5. As against this the counsel for the appellant contended that merely because the plaintiff gave his date of birth March 14, 1924, he cannot be prevented or debarred from agitating that it was not correct date of birth. My attention was drawn by the counsel for the appellant to the judgment of the Supreme Court reported in Central Inland Water Transport Corporation Ltd. v. Brojo Nath wherein the Supreme Court has considered the policy of hire and fire and has made following observations at p. 213 of LLJ:
"104. It was, however, submitted on behalf of the Appellants that this was a contract entered into by the Corporation like any other contract entered into by it in the course of its trading activities and the Court, therefore, ought not to interfere with it. It is not possible for us to equate employees with goods which can be bought and sold. It is equally not possible for us to equate a contract of employment with a mercantile transaction between two businessmen and much less to do so when the contract of employment is between a powerful employer and a weak employee.
105. It was also submitted on behalf of the Appellants that Rule 9(i) was supported by mutuality inasmuch as it conferred an equal right upon both the parties, for under it just as the employer could terminate the employee's service by giving him three months' notice or by paying him three months' basic pay and dearness allowance in lieu thereof, the employee could leave the service by giving three months notice, and when he failed to give such notice, the Corporation could deduct an equivalent amount from whatever may be payable to him. It is true that there is mutuality in Clause 9(i) the same mutuality as in a contract between the lion and the lamb that both will be free to roam about in the jungle and each will be at liberty to devour the other. When one considers the unequal position of the Corporation and its employees, the argument of mutuality becomes laughable.

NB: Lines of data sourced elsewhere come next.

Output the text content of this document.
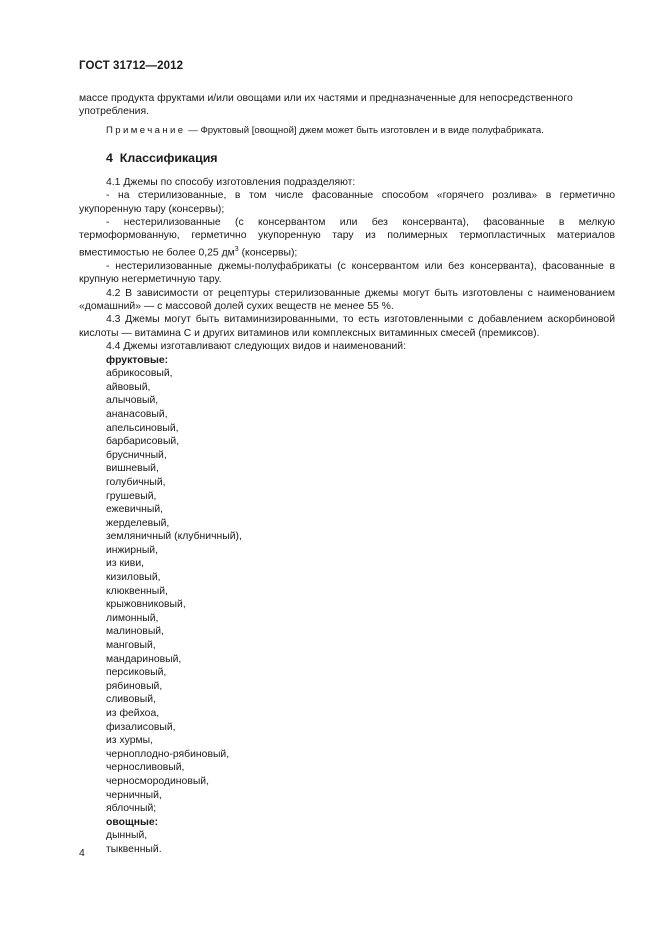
ГОСТ 31712—2012

массе продукта фруктами и/или овощами или их частями и предназначенные для непосредственного
употребления.

Примечание — Фруктовый [овощной] джем может быть изготовлен и в виде полуфабриката.

4 Классификация

4.1 Джемы по способу изготовления подразделяют:

- на стерилизованные, в том числе фасованные способом «горячего розлива» в герметично укупоренную тару (консервы);

- нестерилизованные (с консервантом или без консерванта), фасованные в мелкую термоформованную, герметично укупоренную тару из полимерных термопластичных материалов вместимостью не более 0,25 $дм^3$ (консервы);

- нестерилизованные джемы-полуфабрикаты (с консервантом или без консерванта), фасованные в крупную негерметичную тару.

4.2 В зависимости от рецептуры стерилизованные джемы могут быть изготовлены с наименованием «домашний» — с массовой долей сухих веществ не менее 55 %.

4.3 Джемы могут быть витаминизированными, то есть изготовленными с добавлением аскорбиновой кислоты — витамина С и других витаминов или комплексных витаминных смесей (премиксов).

4.4 Джемы изготавливают следующих видов и наименований:

фруктовые:
абрикосовый,
айвовый,
алычовый,
ананасовый,
апельсиновый,
барбарисовый,
брусничный,
вишневый,
голубичный,
грушевый,
ежевичный,
жерделевый,
земляничный (клубничный),
инжирный,
из киви,
кизиловый,
клюквенный,
крыжовниковый,
лимонный,
малиновый,
манговый,
мандариновый,
персиковый,
рябиновый,
сливовый,
из фейхоа,
физалисовый,
из хурмы,
черноплодно-рябиновый,
черносливовый,
черносмородиновый,
черничный,
яблочный;
овощные:
дынный,
тыквенный.
4
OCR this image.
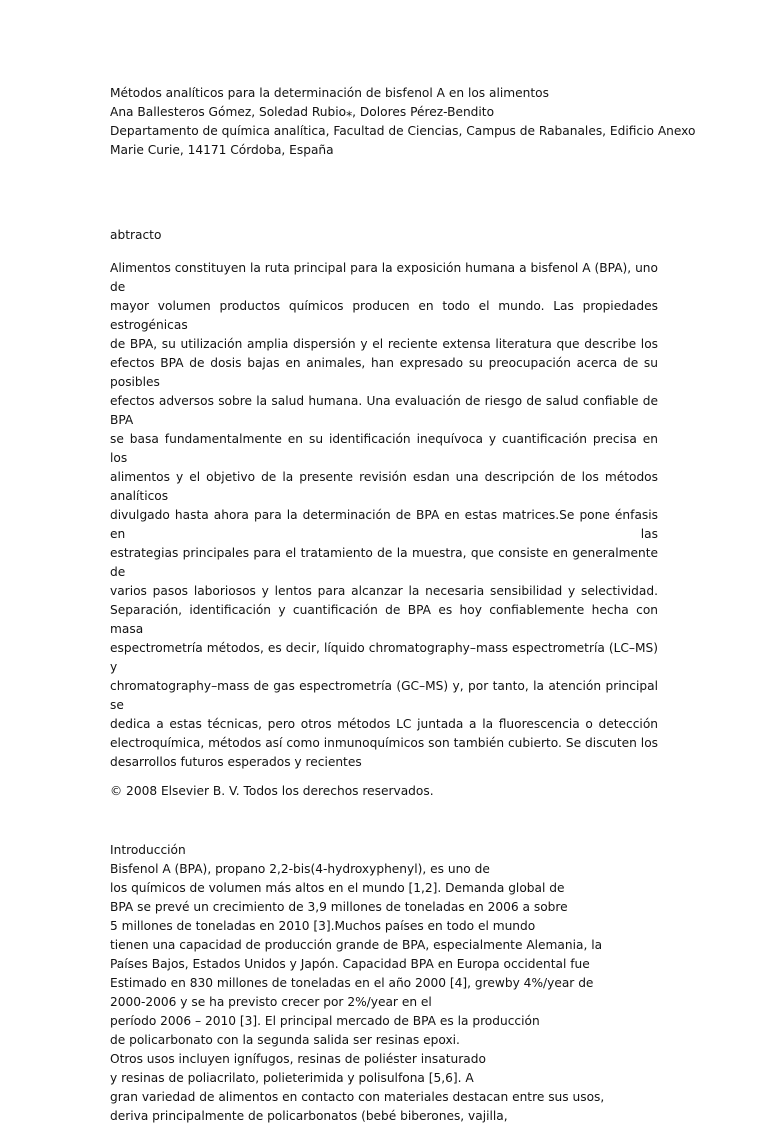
Métodos analíticos para la determinación de bisfenol A en los alimentos
Ana Ballesteros Gómez, Soledad Rubio⁎, Dolores Pérez-Bendito
Departamento de química analítica, Facultad de Ciencias, Campus de Rabanales, Edificio Anexo
Marie Curie, 14171 Córdoba, España
abtracto
Alimentos constituyen la ruta principal para la exposición humana a bisfenol A (BPA), uno de
mayor volumen productos químicos producen en todo el mundo. Las propiedades estrogénicas
de BPA, su utilización amplia dispersión y el reciente extensa literatura que describe los
efectos BPA de dosis bajas en animales, han expresado su preocupación acerca de su posibles
efectos adversos sobre la salud humana. Una evaluación de riesgo de salud confiable de BPA
se basa fundamentalmente en su identificación inequívoca y cuantificación precisa en los
alimentos y el objetivo de la presente revisión esdan una descripción de los métodos analíticos
divulgado hasta ahora para la determinación de BPA en estas matrices.Se pone énfasis en las
estrategias principales para el tratamiento de la muestra, que consiste en generalmente de
varios pasos laboriosos y lentos para alcanzar la necesaria sensibilidad y selectividad.
Separación, identificación y cuantificación de BPA es hoy confiablemente hecha con masa
espectrometría métodos, es decir, líquido chromatography–mass espectrometría (LC–MS) y
chromatography–mass de gas espectrometría (GC–MS) y, por tanto, la atención principal se
dedica a estas técnicas, pero otros métodos LC juntada a la fluorescencia o detección
electroquímica, métodos así como inmunoquímicos son también cubierto. Se discuten los
desarrollos futuros esperados y recientes
© 2008 Elsevier B. V. Todos los derechos reservados.
Introducción
Bisfenol A (BPA), propano 2,2-bis(4-hydroxyphenyl), es uno de
los químicos de volumen más altos en el mundo [1,2]. Demanda global de
BPA se prevé un crecimiento de 3,9 millones de toneladas en 2006 a sobre
5 millones de toneladas en 2010 [3].Muchos países en todo el mundo
tienen una capacidad de producción grande de BPA, especialmente Alemania, la
Países Bajos, Estados Unidos y Japón. Capacidad BPA en Europa occidental fue
Estimado en 830 millones de toneladas en el año 2000 [4], grewby 4%/year de
2000-2006 y se ha previsto crecer por 2%/year en el
período 2006 – 2010 [3]. El principal mercado de BPA es la producción
de policarbonato con la segunda salida ser resinas epoxi.
Otros usos incluyen ignífugos, resinas de poliéster insaturado
y resinas de poliacrilato, polieterimida y polisulfona [5,6]. A
gran variedad de alimentos en contacto con materiales destacan entre sus usos,
deriva principalmente de policarbonatos (bebé biberones, vajilla,
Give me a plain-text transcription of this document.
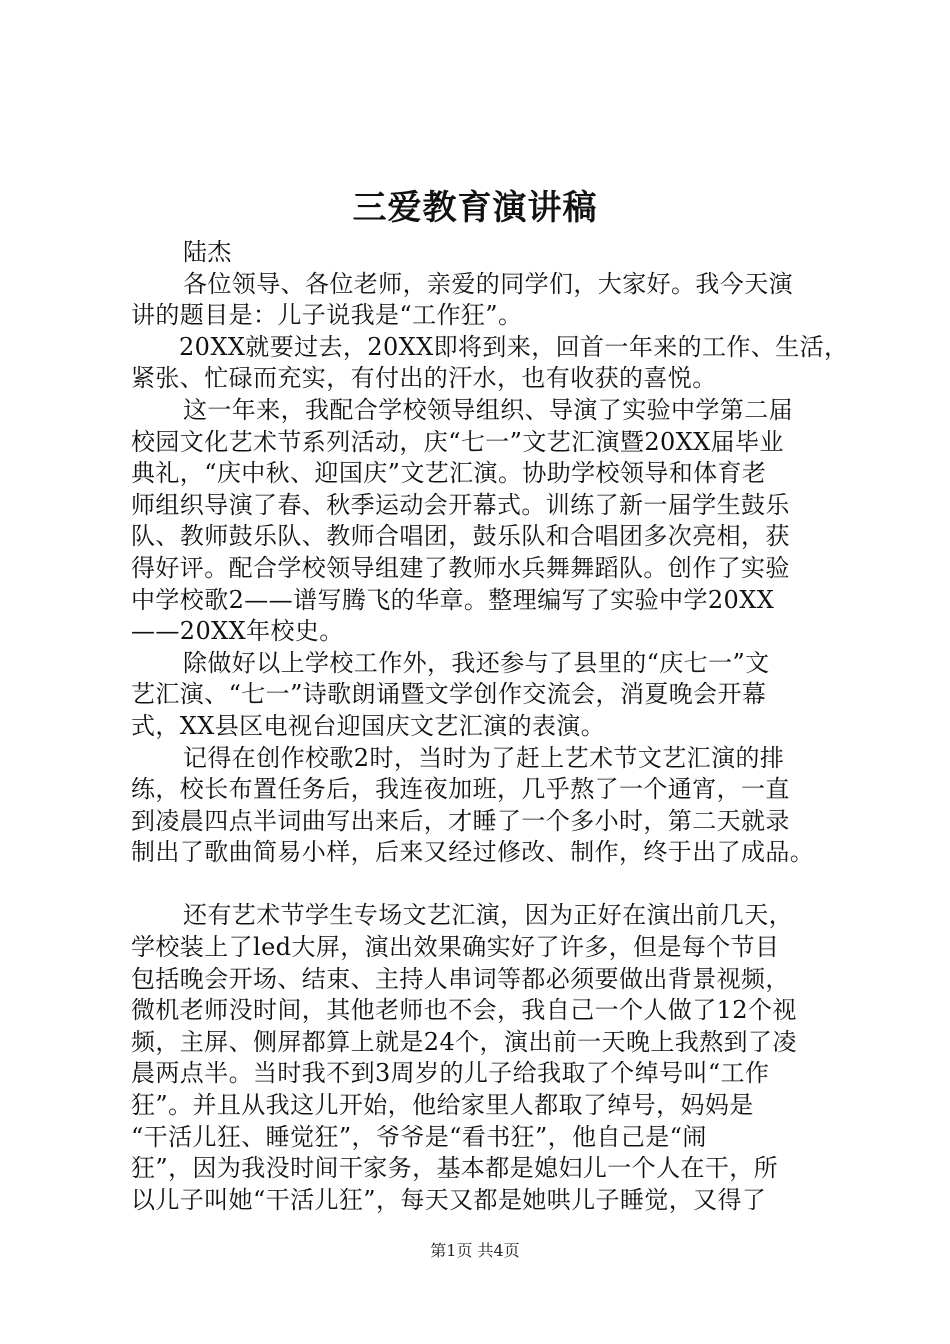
三爱教育演讲稿
陆杰
各位领导、各位老师，亲爱的同学们，大家好。我今天演
讲的题目是：儿子说我是“工作狂”。
20XX就要过去，20XX即将到来，回首一年来的工作、生活，
紧张、忙碌而充实，有付出的汗水，也有收获的喜悦。
这一年来，我配合学校领导组织、导演了实验中学第二届
校园文化艺术节系列活动，庆“七一”文艺汇演暨20XX届毕业
典礼，“庆中秋、迎国庆”文艺汇演。协助学校领导和体育老
师组织导演了春、秋季运动会开幕式。训练了新一届学生鼓乐
队、教师鼓乐队、教师合唱团，鼓乐队和合唱团多次亮相，获
得好评。配合学校领导组建了教师水兵舞舞蹈队。创作了实验
中学校歌2——谱写腾飞的华章。整理编写了实验中学20XX
——20XX年校史。
除做好以上学校工作外，我还参与了县里的“庆七一”文
艺汇演、“七一”诗歌朗诵暨文学创作交流会，消夏晚会开幕
式，XX县区电视台迎国庆文艺汇演的表演。
记得在创作校歌2时，当时为了赶上艺术节文艺汇演的排
练，校长布置任务后，我连夜加班，几乎熬了一个通宵，一直
到凌晨四点半词曲写出来后，才睡了一个多小时，第二天就录
制出了歌曲简易小样，后来又经过修改、制作，终于出了成品。
还有艺术节学生专场文艺汇演，因为正好在演出前几天，
学校装上了led大屏，演出效果确实好了许多，但是每个节目
包括晚会开场、结束、主持人串词等都必须要做出背景视频，
微机老师没时间，其他老师也不会，我自己一个人做了12个视
频，主屏、侧屏都算上就是24个，演出前一天晚上我熬到了凌
晨两点半。当时我不到3周岁的儿子给我取了个绰号叫“工作
狂”。并且从我这儿开始，他给家里人都取了绰号，妈妈是
“干活儿狂、睡觉狂”，爷爷是“看书狂”，他自己是“闹
狂”，因为我没时间干家务，基本都是媳妇儿一个人在干，所
以儿子叫她“干活儿狂”，每天又都是她哄儿子睡觉，又得了
第1页 共4页
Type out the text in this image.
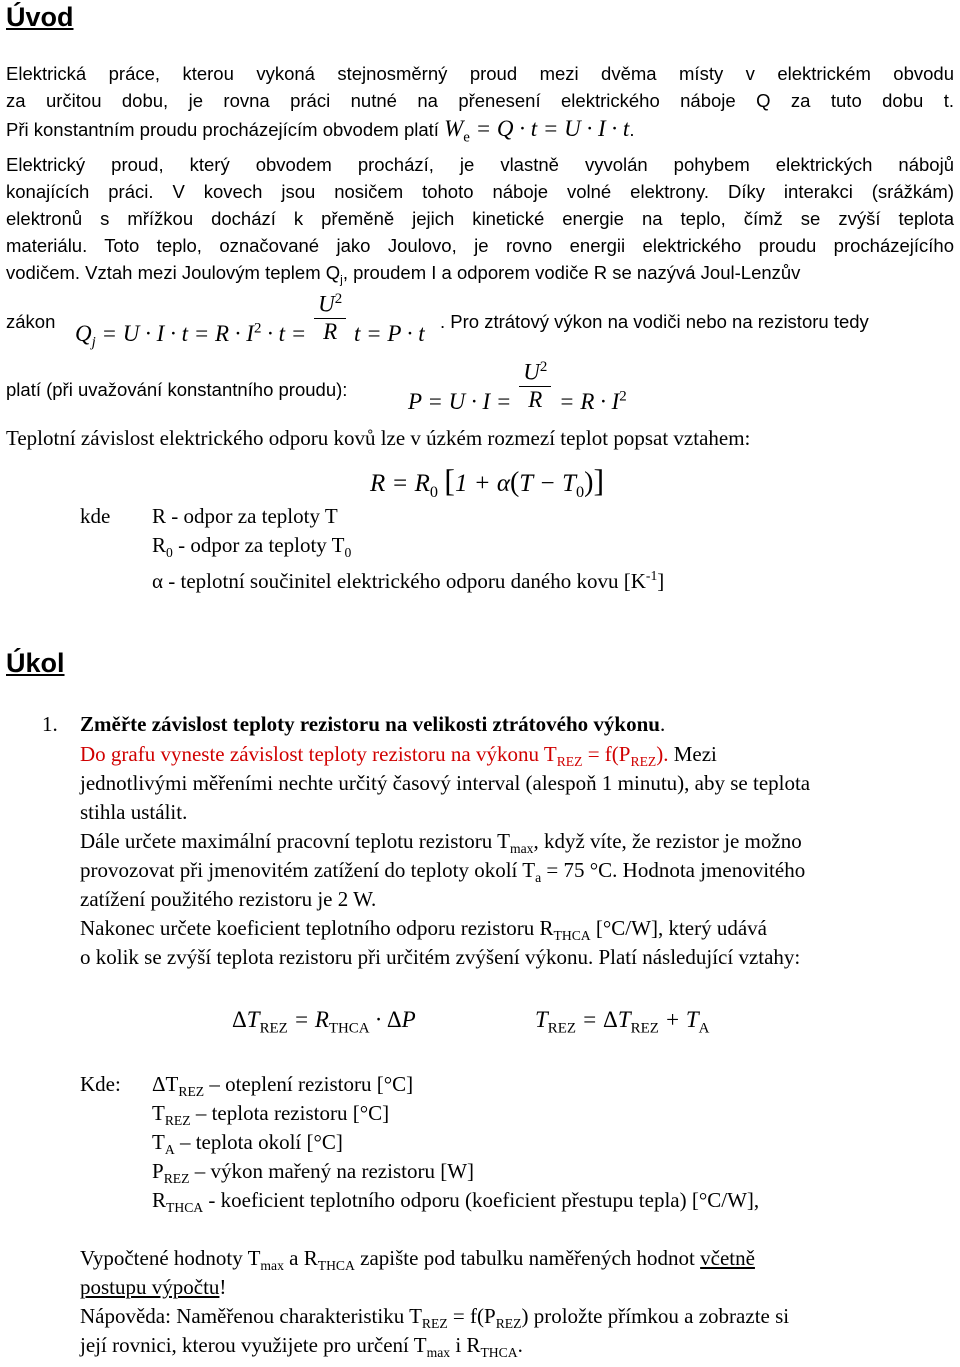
Úvod
Elektrická práce, kterou vykoná stejnosměrný proud mezi dvěma místy v elektrickém obvodu
za určitou dobu, je rovna práci nutné na přenesení elektrického náboje Q za tuto dobu t.
Při konstantním proudu procházejícím obvodem platí $W_e = Q \cdot t = U \cdot I \cdot t$.
Elektrický proud, který obvodem prochází, je vlastně vyvolán pohybem elektrických nábojů
konajících práci. V kovech jsou nosičem tohoto náboje volné elektrony. Díky interakci (srážkám)
elektronů s mřížkou dochází k přeměně jejich kinetické energie na teplo, čímž se zvýší teplota
materiálu. Toto teplo, označované jako Joulovo, je rovno energii elektrického proudu procházejícího
vodičem. Vztah mezi Joulovým teplem $Q_j$, proudem I a odporem vodiče R se nazývá Joul-Lenzův
zákon $Q_j = U \cdot I \cdot t = R \cdot I^2 \cdot t = \frac{U^2}{R}$ t = P · t . Pro ztrátový výkon na vodiči nebo na rezistoru tedy
platí (při uvažování konstantního proudu):	$P = U \cdot I = \frac{U^2}{R} = R \cdot I^2$
Teplotní závislost elektrického odporu kovů lze v úzkém rozmezí teplot popsat vztahem:
$R = R_0$ $[1 + \alpha(T - T_0)]$
kde R - odpor za teploty T
$R_0$ - odpor za teploty $T_0$
α - teplotní součinitel elektrického odporu daného kovu $[K^{-1}]$
Úkol
1. Změřte závislost teploty rezistoru na velikosti ztrátového výkonu.
Do grafu vyneste závislost teploty rezistoru na výkonu $T_{REZ} = f(P_{REZ})$. Mezi
jednotlivými měřeními nechte určitý časový interval (alespoň 1 minutu), aby se teplota
stihla ustálit.
Dále určete maximální pracovní teplotu rezistoru $T_{max}$, když víte, že rezistor je možno
provozovat při jmenovitém zatížení do teploty okolí $T_a = 75$ °C. Hodnota jmenovitého
zatížení použitého rezistoru je 2 W.
Nakonec určete koeficient teplotního odporu rezistoru $R_{THCA}$ [°C/W], který udává
o kolik se zvýší teplota rezistoru při určitém zvýšení výkonu. Platí následující vztahy:
$\Delta T_{REZ} = R_{THCA} \cdot \Delta P$	$T_{REZ} = \Delta T_{REZ} + T_A$
Kde: $\Delta T_{REZ}$ – oteplení rezistoru [°C]
$T_{REZ}$ – teplota rezistoru [°C]
$T_A$ – teplota okolí [°C]
$P_{REZ}$ – výkon mařený na rezistoru [W]
$R_{THCA}$ - koeficient teplotního odporu (koeficient přestupu tepla) [°C/W],
Vypočtené hodnoty $T_{max}$ a $R_{THCA}$ zapište pod tabulku naměřených hodnot včetně
postupu výpočtu!
Nápověda: Naměřenou charakteristiku $T_{REZ} = f(P_{REZ})$ proložte přímkou a zobrazte si
její rovnici, kterou využijete pro určení $T_{max}$ i $R_{THCA}$.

106. The contesting Respondents could, therefore, have filed a civil suit for a declaration that the termination of their service was contrary to law on the ground that the said Rule 9(i) was void. In such a suit, however, they would have got a declaration and possibly damages for wrongful termination of service but the Civil Court could not have ordered reinstatement as it would have amounted to granting specific performance of a contract of personal service. As the Corporation is "the State", they, therefore adopted the far more efficacious remedy of filing a wrong petition under Article 226 of the Constitution."
6. Looking to the facts of the case in Central Inland Water Transport Corporation v. Tarun Kanti Sengupta it is clear that the judgment of the Supreme Court in Central Inland Water Transport Corporation v. Brojo Nath (supra) is not applicable in the present case. Here in the present case the plaintiff at the time of initial appointment in 1945 did not give any date of birth; wherein in 1952 he has given an option and opportunity, but he gave his date of birth as March 14, 1924. He allowed the said date of birth to be continued on record till 1980. When for the first time i. e. four years before his retirement, he made a grievance about correction of his date of birth. But the Supreme Court has laid down in the aforesaid judgment of State of Uttar Pradesh v. Gulaichi (supra) that for interfering in such matters regarding change of date of birth two things are required to be proved viz. a clear case on the basis of material which can be held to the conclusive in nature has to be made out and, secondly application for change has to be made within reasonable time. It is to be noted that these two conditions are required to be satisfied. Therefore, if a person has to succeed in his claim regarding change in his date of birth which he has earlier given at the time of joining his service, then he must have material which is conclusive in nature and, secondly he must apply within reasonable time.
7. Therefore, without going to the merits as to whether the plaintiff has succeeded in bringing out material which is conclusive in nature about his date of birth being July 10, 1926, what is crucial and important to put is, whether he has applied within reasonable time. Obviously, the finding has to be negative and against the plaintiff because he was employed in 1945 and he applied for change of his date of birth in 1980 i. e. after 35 years of his service and four years before his retirement. Therefore, filing this application by the plaintiff is an attempt to change his service record by changing his date of birth four years prior to his retirement. In para 11 of the aforesaid judgment in State of Uttar Pradesh v. Gulaichi (supra) the Supreme Court has directed that an application for correction of the date of birth should not be dealt with by the Courts, Tribunal or the High Court keeping in view only the public policy concerned. The entire Judgment speaks of the policy that is required to be considered in allowing such applications. Various aspects as enumerated by the Supreme Court in the aforesaid para are involved in such correction and, therefore, a duty cast upon diligent person to apply for correction of the date of his birth at earliest time i.e. within a reasonable time. Obviously the reasonable time has to be calculated from the date of employment and not from the date of retirement. There is no merit in this appeal. It is dismissed. No order as to costs. Certified copy expedited.